Notable relationships emerge from the correlation matrix:
- Utility and Coherence (correlation 0.46): This strong correlation suggests that the LLM (as it is a surrogate for users) might find coherent answers more useful, emphasizing the importance of logical structuring of answers. Although it is a correlation, this relationship paves the way for it.
- Controversiality and Criminality (correlation 0.44): This indicates that even controversial content could be considered criminal, and vice versa, perhaps reflecting user preference for engaging and thought-provoking material. Again, this is just a correlation.
Conclusions:
- Consistency vs. Depth in Utility: Although coherence correlates with usefulness, depth does not. This could suggest that users may prefer clear and concise answers to detailed ones, particularly in contexts where quick solutions are valued over comprehensive ones.
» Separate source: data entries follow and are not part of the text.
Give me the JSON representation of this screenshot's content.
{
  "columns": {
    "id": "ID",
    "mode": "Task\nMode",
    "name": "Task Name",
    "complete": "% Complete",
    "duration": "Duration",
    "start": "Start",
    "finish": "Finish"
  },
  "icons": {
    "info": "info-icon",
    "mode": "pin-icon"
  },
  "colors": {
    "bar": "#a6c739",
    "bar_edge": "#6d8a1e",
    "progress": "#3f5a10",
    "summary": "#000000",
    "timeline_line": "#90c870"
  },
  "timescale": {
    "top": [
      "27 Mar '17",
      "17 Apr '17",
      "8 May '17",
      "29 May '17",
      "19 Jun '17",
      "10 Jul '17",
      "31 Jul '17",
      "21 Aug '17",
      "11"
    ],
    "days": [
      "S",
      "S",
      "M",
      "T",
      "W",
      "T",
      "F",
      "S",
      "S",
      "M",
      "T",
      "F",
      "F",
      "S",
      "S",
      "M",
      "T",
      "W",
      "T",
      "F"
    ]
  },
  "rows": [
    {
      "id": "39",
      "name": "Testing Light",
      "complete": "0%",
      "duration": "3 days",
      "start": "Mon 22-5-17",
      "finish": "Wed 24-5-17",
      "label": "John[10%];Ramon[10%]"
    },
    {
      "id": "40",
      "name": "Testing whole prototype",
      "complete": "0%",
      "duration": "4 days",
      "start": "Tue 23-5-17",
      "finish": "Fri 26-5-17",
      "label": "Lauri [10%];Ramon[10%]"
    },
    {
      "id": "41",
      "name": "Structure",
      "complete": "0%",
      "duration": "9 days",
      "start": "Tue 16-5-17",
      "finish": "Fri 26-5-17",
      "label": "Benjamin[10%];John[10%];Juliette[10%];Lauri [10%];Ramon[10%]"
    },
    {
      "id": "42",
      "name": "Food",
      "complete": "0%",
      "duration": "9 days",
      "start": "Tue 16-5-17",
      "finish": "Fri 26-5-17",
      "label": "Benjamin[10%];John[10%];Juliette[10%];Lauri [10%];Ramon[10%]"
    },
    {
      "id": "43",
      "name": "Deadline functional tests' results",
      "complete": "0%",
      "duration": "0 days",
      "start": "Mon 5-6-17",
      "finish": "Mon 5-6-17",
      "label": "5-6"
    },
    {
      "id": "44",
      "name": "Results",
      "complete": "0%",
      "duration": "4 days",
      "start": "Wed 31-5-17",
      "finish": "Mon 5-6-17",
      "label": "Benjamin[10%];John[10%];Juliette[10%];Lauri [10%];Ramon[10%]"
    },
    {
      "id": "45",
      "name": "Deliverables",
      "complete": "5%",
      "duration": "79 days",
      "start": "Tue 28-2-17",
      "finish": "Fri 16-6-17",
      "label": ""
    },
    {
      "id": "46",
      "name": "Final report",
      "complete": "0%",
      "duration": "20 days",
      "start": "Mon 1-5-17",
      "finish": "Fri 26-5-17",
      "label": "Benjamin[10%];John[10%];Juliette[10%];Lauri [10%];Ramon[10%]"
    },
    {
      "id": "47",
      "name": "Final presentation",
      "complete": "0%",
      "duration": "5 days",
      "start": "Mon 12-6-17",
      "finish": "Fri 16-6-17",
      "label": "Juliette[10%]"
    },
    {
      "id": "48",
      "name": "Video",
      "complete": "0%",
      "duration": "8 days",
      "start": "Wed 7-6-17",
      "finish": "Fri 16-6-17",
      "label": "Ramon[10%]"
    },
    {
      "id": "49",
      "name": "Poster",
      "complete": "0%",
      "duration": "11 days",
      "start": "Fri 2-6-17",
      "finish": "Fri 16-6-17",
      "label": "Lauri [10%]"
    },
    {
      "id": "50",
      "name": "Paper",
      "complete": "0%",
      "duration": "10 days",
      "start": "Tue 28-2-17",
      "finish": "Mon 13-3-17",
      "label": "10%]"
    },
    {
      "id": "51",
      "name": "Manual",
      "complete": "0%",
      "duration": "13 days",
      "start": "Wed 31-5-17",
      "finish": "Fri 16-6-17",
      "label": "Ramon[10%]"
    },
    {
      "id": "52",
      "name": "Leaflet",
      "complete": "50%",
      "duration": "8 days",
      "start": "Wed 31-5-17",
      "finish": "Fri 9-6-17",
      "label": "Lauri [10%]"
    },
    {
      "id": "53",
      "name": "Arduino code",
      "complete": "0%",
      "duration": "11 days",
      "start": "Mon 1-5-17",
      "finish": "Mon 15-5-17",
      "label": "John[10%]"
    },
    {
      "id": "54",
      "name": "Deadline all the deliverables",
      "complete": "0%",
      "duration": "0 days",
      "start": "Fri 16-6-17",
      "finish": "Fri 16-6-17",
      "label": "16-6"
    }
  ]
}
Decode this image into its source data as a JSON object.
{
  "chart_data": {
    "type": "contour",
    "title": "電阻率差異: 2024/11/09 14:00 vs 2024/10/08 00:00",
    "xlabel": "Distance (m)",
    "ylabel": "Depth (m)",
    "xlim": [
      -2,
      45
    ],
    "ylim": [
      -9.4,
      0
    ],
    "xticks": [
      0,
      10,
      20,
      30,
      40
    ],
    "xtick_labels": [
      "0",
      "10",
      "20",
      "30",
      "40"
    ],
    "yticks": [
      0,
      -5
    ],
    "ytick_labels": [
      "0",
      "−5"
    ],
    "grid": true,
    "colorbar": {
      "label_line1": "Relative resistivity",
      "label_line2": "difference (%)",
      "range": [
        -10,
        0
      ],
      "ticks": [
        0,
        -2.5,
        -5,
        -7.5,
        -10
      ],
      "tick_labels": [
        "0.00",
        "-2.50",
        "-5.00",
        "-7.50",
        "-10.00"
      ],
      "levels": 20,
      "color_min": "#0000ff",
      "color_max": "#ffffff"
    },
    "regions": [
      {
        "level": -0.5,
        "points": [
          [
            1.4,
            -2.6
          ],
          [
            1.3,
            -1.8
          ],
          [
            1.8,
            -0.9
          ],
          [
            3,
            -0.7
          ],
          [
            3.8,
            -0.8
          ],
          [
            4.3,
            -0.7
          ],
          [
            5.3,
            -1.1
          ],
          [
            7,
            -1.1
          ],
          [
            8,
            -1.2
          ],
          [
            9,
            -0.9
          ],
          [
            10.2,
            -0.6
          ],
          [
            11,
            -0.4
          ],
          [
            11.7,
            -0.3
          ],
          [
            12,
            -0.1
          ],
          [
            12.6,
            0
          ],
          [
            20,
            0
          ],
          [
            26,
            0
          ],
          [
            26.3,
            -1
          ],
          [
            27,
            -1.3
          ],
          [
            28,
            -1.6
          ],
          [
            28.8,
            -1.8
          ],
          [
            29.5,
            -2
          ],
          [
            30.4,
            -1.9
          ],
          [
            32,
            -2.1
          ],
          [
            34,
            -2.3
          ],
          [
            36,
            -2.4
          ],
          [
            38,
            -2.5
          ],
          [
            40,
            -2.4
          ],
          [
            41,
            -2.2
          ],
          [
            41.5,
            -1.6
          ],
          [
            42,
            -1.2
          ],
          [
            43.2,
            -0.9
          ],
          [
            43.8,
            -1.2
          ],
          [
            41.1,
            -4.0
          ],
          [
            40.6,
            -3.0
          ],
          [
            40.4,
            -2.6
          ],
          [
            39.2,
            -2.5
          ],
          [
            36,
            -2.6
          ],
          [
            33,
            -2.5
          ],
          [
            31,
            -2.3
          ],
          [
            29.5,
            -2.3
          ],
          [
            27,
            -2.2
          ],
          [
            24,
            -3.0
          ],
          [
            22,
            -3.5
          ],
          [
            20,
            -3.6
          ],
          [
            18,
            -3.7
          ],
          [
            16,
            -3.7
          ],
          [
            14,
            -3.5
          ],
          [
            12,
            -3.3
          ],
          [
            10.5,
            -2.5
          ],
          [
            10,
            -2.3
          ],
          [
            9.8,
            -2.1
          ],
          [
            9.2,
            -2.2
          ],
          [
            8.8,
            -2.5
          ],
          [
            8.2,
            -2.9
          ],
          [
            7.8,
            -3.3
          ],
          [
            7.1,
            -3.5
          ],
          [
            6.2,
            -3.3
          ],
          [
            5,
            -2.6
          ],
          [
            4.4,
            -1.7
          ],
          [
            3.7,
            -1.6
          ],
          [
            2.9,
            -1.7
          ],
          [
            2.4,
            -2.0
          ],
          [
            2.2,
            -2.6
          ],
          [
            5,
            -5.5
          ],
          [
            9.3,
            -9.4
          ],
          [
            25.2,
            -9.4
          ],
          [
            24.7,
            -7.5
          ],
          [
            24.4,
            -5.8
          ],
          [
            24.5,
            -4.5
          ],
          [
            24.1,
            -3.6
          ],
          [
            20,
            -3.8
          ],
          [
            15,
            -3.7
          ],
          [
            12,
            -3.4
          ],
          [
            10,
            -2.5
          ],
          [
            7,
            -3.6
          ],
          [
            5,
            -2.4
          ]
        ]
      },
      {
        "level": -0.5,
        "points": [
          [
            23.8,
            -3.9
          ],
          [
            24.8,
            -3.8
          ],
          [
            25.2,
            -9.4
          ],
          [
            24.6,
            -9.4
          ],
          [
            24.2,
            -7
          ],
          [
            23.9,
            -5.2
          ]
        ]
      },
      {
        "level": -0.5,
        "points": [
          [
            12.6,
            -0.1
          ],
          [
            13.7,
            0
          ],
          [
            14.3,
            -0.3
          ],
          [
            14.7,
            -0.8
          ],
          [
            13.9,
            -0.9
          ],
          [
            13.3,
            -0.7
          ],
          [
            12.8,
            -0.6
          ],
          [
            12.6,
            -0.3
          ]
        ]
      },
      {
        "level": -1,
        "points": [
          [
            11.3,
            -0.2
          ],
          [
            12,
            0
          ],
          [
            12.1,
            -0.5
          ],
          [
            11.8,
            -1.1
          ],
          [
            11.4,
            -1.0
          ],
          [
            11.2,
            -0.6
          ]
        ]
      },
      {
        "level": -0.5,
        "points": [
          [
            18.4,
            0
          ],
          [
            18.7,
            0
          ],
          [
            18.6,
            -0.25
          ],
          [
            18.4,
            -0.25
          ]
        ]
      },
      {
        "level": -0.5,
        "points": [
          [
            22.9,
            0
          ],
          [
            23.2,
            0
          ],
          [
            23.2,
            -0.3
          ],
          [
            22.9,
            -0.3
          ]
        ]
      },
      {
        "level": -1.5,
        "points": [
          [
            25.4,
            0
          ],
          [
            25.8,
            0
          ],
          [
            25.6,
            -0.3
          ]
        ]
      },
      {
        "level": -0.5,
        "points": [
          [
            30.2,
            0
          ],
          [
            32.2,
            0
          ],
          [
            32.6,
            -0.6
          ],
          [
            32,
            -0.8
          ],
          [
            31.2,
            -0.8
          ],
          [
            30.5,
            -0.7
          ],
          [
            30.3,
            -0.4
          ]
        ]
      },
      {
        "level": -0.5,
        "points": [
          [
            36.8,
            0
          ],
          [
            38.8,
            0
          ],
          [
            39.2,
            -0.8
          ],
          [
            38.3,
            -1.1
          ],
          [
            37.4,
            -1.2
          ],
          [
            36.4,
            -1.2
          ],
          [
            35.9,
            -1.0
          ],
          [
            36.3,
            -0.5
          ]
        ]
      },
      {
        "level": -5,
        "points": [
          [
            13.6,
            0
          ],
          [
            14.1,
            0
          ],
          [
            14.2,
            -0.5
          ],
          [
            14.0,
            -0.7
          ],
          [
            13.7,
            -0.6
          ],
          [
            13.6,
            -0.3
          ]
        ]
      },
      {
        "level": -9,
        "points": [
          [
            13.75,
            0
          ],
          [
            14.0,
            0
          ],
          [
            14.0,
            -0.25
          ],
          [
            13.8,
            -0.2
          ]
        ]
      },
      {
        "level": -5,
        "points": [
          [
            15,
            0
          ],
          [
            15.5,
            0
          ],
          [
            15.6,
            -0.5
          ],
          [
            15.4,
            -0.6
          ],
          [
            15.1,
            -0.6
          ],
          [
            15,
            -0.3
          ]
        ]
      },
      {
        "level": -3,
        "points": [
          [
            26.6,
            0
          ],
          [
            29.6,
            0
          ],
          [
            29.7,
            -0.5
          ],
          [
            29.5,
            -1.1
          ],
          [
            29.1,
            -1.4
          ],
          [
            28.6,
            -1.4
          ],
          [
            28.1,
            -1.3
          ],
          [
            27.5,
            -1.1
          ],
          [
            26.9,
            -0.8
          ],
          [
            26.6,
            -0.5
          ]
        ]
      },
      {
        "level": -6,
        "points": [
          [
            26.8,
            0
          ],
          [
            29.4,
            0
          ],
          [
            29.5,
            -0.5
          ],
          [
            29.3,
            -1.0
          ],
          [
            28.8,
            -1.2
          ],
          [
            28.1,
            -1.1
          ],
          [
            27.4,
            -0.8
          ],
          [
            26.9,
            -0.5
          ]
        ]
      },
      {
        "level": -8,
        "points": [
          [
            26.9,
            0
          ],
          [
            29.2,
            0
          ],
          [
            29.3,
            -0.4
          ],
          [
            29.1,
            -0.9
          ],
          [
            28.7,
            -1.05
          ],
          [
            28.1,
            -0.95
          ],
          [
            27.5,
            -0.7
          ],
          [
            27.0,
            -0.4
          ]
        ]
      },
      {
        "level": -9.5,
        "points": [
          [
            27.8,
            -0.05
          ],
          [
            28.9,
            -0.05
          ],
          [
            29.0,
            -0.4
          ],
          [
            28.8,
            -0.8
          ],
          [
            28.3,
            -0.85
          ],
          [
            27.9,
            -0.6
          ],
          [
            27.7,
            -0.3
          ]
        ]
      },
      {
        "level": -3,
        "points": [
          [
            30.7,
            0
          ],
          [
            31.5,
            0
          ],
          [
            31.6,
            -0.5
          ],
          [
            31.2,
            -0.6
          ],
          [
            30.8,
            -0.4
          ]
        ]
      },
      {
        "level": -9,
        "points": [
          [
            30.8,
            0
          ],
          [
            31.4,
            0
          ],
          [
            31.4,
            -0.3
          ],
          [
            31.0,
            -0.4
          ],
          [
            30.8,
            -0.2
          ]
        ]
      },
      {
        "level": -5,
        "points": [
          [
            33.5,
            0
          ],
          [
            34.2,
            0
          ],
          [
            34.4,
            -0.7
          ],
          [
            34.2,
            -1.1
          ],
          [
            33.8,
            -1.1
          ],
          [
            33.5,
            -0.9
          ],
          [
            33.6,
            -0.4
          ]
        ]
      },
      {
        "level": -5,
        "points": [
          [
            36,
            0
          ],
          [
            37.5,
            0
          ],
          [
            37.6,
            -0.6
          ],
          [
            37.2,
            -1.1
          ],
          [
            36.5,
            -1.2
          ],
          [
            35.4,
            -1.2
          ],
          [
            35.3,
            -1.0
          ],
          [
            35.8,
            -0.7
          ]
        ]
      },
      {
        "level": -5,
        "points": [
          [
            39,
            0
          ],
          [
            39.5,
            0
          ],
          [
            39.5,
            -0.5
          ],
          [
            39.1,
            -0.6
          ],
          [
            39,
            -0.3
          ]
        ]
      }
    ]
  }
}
- Taking advantage of the controversy: The positive correlation between controversy and crime raises an interesting question: can controversial topics be discussed in a non-criminal way? This could potentially increase user engagement without compromising content quality.
- Impact of bias and model choice: The use of GPT-3.5 Turbo and inherent metric design biases could influence these correlations. Recognizing these biases is essential for accurate interpretation and application of these metrics.
Unless otherwise noted, all images in this article were created by the author.